Use difficult logins and passwords

A login in the form of your first and last name and a password like 1234 is not a good idea. If someone decides to steal your sensitive information, they will break such “protection” in no time. A good username and password is a complex combination of upper and lower case letters, numbers and symbols. It’s better to use special programs that generate them, remember them and store them securely. It’s also a good idea to use different username and password combinations for different sites.

Log out on other devices

Have you used someone else’s computer? After that, closing the site you visited is not enough. Don’t forget to log out of all accounts, social networks and instant messaging on the device first. Otherwise, the person who sits at that computer after you will be able to log in to your account and do whatever they want with it.

Check the security of your connection

Always pay attention to what it says in the address bar. If you see that the address of the site starts with HTTPS – everything is fine, it is a secure connection and you can enter confidential information here. If the address starts with HTTP, it means that the connection is not secure. There should also be a padlock icon to the left of HTTPS. To be more confident about the security of your connection, you can click it and view information about the site in question.

Watch out for Wi-Fi connections

Public connections are available, for example, in cafes, shopping malls and airports.
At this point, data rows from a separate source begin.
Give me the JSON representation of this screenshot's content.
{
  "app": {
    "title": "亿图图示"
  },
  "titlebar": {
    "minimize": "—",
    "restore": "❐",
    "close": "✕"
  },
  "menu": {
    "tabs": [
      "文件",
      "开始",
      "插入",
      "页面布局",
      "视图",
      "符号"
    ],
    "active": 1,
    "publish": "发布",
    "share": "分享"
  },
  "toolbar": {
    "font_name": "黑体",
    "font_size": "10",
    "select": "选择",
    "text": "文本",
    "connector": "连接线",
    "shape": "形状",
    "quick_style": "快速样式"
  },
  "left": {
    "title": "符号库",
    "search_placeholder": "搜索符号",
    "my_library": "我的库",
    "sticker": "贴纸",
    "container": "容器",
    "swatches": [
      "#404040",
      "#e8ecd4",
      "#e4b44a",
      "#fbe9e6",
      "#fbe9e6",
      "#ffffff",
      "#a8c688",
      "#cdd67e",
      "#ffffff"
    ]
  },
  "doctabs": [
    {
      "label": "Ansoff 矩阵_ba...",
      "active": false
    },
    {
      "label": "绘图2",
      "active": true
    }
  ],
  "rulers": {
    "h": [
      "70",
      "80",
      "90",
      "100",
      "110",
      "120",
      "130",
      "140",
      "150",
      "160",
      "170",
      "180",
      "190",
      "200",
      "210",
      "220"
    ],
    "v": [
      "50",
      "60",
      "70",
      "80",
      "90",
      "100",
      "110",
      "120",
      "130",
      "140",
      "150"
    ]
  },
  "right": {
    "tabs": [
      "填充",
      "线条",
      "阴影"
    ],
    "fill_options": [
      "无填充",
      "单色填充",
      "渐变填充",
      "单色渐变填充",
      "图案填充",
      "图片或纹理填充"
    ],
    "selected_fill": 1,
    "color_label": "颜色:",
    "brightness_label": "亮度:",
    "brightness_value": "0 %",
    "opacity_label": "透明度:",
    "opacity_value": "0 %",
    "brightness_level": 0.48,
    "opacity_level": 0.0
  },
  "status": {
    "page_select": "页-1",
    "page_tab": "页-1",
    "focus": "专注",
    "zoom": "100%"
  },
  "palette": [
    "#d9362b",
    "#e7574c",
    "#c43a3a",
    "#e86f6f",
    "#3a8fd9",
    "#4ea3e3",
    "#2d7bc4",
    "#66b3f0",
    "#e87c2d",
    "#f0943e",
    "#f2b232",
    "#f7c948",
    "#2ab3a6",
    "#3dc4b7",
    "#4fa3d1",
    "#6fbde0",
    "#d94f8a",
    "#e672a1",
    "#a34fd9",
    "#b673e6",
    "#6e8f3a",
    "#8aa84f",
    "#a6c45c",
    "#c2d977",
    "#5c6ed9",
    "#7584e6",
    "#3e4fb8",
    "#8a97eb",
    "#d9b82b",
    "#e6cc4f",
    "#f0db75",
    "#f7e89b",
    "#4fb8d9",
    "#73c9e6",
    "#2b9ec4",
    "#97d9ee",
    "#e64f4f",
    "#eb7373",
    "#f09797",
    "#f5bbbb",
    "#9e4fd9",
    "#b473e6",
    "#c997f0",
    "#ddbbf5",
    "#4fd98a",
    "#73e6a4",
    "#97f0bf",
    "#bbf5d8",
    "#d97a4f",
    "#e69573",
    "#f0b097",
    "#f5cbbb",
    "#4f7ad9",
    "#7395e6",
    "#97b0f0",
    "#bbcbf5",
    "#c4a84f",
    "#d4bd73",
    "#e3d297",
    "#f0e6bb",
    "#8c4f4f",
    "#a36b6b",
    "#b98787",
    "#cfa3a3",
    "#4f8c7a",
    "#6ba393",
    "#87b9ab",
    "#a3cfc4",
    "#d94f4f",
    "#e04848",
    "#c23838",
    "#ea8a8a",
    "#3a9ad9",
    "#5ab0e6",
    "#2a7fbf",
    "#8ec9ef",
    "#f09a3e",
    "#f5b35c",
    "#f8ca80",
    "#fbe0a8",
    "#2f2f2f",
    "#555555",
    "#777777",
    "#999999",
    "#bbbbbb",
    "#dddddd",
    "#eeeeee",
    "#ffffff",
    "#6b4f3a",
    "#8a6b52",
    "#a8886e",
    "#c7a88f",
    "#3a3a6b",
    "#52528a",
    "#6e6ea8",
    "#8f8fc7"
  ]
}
Don’t use them if you intend to enter logins, passwords or make payments for services and goods over the Internet. If you can, don’t use them at all and limit yourself to the Internet on your phone.

Turn on child safe mode

Many computers and mobile devices have a child-safe mode option for using the Web. You can also set restrictions with your home router – this feature is usually called “Parental Control.” Another option is to use special browser extensions for children. Any of the above will minimize the risk of your child ending up on an unsafe site.

Limit sharing information about yourself

It is better not to share your phone number, email and other contact information publicly. Also, don’t send passwords, logins, passport data, PIN codes and other similar information in instant messaging or by email. Hide your data and content on social media, and don’t add photos that show your data, important documents, or even the inside of your apartment. Scammers and thieves can take advantage of any such information.